South Korean firm engaged in Iran’s energy sector, while having a contract with the US government

South Korea’s Daelim Industrial Company has engaged in Iran’s energy sector while carrying out a contract for the US government, despite sanctions against the Middle Eastern country, according to a US government watchdog.

The Washington-based General Accountability Office (GAO) found that Daelim Industrial won a $1.5m contract to construct housing on a US military base in South Korea, while maintaining activities in the Islamic Republic.

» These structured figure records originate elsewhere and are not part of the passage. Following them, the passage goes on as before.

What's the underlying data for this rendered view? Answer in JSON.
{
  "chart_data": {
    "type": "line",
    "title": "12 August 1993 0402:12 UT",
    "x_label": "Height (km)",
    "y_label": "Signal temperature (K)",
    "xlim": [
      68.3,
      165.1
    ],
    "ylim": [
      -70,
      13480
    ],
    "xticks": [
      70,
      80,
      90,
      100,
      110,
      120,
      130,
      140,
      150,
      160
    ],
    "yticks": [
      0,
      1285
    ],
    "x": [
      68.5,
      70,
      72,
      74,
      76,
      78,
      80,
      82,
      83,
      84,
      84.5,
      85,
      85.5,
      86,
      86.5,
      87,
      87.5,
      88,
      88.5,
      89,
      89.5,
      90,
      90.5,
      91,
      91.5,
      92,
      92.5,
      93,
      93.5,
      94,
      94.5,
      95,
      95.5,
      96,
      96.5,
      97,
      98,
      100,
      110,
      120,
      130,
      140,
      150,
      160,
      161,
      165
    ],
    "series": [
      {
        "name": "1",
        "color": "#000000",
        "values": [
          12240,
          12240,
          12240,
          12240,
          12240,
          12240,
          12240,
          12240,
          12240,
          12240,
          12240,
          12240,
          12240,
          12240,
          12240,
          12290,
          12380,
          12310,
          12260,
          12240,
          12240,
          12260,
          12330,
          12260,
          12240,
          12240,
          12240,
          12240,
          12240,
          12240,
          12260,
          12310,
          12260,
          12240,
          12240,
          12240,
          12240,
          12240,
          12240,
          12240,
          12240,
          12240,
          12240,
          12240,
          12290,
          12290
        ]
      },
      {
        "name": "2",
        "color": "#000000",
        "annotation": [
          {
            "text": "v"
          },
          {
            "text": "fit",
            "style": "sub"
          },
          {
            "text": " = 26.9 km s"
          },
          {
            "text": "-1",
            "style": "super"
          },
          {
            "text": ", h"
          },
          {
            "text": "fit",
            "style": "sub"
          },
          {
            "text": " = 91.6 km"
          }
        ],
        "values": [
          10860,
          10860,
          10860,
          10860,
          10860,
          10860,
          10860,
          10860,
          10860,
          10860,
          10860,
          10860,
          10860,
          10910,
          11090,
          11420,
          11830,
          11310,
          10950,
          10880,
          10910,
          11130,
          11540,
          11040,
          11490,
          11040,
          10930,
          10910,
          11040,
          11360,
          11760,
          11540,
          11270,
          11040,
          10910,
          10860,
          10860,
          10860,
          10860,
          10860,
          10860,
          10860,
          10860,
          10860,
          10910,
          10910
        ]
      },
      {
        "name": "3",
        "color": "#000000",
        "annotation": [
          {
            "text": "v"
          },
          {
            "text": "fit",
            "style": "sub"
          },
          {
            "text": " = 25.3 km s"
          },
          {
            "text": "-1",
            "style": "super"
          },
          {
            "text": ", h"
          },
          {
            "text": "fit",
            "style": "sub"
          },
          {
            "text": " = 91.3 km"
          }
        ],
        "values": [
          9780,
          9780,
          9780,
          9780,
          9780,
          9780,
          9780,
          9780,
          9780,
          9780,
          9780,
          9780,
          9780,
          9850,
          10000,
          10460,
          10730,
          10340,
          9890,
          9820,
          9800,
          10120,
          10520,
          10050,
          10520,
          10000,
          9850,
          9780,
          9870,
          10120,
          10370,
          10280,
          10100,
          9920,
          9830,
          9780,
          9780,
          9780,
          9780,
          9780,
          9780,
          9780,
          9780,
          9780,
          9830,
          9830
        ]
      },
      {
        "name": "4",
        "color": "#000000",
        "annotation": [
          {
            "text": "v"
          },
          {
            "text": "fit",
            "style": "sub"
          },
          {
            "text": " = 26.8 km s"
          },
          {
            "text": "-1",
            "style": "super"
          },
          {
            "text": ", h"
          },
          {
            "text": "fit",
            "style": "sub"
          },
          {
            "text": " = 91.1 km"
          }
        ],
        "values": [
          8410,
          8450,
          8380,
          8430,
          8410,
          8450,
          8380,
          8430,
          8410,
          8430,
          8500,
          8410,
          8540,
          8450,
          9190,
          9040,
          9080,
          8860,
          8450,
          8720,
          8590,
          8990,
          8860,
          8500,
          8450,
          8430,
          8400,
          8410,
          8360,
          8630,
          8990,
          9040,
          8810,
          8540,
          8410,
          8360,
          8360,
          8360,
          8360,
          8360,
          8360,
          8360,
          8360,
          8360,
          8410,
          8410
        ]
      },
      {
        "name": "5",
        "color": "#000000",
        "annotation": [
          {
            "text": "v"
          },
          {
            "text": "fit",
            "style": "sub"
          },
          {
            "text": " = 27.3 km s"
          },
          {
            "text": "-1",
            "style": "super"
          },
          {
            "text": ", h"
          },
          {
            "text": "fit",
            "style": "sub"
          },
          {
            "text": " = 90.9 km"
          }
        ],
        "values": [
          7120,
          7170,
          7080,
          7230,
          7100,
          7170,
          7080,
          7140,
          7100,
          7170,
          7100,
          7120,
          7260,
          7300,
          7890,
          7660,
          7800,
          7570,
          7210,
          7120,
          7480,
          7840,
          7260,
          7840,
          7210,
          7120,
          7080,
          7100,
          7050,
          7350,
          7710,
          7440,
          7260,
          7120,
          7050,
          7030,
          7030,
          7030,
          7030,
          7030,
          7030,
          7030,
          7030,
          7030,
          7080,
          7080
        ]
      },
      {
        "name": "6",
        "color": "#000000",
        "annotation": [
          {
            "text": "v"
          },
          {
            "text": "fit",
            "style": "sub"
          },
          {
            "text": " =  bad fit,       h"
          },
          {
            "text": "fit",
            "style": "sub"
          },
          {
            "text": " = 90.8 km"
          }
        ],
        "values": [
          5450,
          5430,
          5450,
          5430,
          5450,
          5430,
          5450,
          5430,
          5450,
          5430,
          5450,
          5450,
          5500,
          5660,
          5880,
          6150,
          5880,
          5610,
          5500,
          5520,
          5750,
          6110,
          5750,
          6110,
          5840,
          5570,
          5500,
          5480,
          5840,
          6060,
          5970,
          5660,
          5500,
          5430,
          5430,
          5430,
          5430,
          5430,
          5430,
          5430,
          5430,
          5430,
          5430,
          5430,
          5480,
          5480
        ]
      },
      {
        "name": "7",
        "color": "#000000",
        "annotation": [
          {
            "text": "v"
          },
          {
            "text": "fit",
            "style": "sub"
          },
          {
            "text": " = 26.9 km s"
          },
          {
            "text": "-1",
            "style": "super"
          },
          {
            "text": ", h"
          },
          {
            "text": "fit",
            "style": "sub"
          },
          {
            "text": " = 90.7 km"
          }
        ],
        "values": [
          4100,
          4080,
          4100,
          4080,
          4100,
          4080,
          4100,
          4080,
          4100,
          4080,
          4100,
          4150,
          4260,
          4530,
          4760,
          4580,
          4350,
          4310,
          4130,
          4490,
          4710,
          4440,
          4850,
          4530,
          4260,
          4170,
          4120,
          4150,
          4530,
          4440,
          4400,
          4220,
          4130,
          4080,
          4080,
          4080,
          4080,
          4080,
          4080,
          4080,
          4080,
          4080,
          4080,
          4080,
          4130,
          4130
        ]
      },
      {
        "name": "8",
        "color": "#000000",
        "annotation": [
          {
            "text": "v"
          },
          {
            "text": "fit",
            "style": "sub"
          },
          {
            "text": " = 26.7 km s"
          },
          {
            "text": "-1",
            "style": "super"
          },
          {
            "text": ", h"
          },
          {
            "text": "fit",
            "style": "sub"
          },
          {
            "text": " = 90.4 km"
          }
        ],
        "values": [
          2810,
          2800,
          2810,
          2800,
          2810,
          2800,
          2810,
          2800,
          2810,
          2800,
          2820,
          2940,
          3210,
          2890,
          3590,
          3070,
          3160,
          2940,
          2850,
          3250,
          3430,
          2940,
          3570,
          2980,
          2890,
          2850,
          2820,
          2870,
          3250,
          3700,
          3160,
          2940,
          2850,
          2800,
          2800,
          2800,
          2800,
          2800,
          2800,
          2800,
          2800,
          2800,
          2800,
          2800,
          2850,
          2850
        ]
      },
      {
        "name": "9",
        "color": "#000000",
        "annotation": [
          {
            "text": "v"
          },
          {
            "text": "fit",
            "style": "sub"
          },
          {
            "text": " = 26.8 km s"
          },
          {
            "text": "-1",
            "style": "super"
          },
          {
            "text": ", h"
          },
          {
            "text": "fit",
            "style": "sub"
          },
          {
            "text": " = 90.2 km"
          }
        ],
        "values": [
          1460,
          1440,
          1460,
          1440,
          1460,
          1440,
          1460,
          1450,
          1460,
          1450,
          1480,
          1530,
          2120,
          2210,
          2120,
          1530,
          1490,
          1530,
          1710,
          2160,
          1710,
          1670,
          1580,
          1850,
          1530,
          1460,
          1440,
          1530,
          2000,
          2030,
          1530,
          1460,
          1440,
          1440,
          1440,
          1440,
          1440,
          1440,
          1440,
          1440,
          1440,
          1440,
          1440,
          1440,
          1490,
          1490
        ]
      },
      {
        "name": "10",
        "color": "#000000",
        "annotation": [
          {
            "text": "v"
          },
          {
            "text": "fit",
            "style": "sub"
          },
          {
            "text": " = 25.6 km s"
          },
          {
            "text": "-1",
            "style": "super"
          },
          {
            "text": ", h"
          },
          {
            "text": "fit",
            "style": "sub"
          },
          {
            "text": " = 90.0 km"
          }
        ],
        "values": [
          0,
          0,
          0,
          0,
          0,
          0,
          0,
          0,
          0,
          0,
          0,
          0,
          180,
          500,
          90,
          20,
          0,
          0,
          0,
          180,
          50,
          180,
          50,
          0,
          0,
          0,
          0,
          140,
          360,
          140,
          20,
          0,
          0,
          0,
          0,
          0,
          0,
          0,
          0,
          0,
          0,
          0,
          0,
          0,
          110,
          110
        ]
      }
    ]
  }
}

“Of the seven firms we identified in December 2012, as having been reported to have engaged in commercial activity in Iran’s energy sector at some point between 1 June 2011 and September 2012, we found that one – Daelim Industrial – had US government contracts,” the GAO said in a report.

The GAO said it had not determined whether the actions the seven firms, based in China, India, South Korea and South Africa, were breaching sanctions under US law. This has to be determined by the secretary of state or secretary of treasury, it added.

Daelim Industrial has been carrying out an engineering, procurement and construction (EPC) package on state-owned National Iranian Oil Company’s (NIOC) liquefied natural gas (LNG) facilities in Tombak. It says the contract was awarded in 2007 before US sanctions were imposed. It has also been active on the South Pars gas field developments.

In the report’s second conclusion, the GAO did not identify any foreign firms that have “exported technologies to the Iranian government for monitoring, filtering or disrupting information and communication flows”.

The GAO cited a report by Washington-based non-government organisation Freedom House claiming that Tehran has upgraded its technology to block internet traffic, hack into international firms’ private information and establishing a national internet to tighten control over information.

The US has increasingly tightened sanctions against the Iran government in response to Tehran’s controversial nuclear programme. Representatives from Iran meet six leading world powers in Kazakhstan for renewed negotiations on its uranium enrichment activities.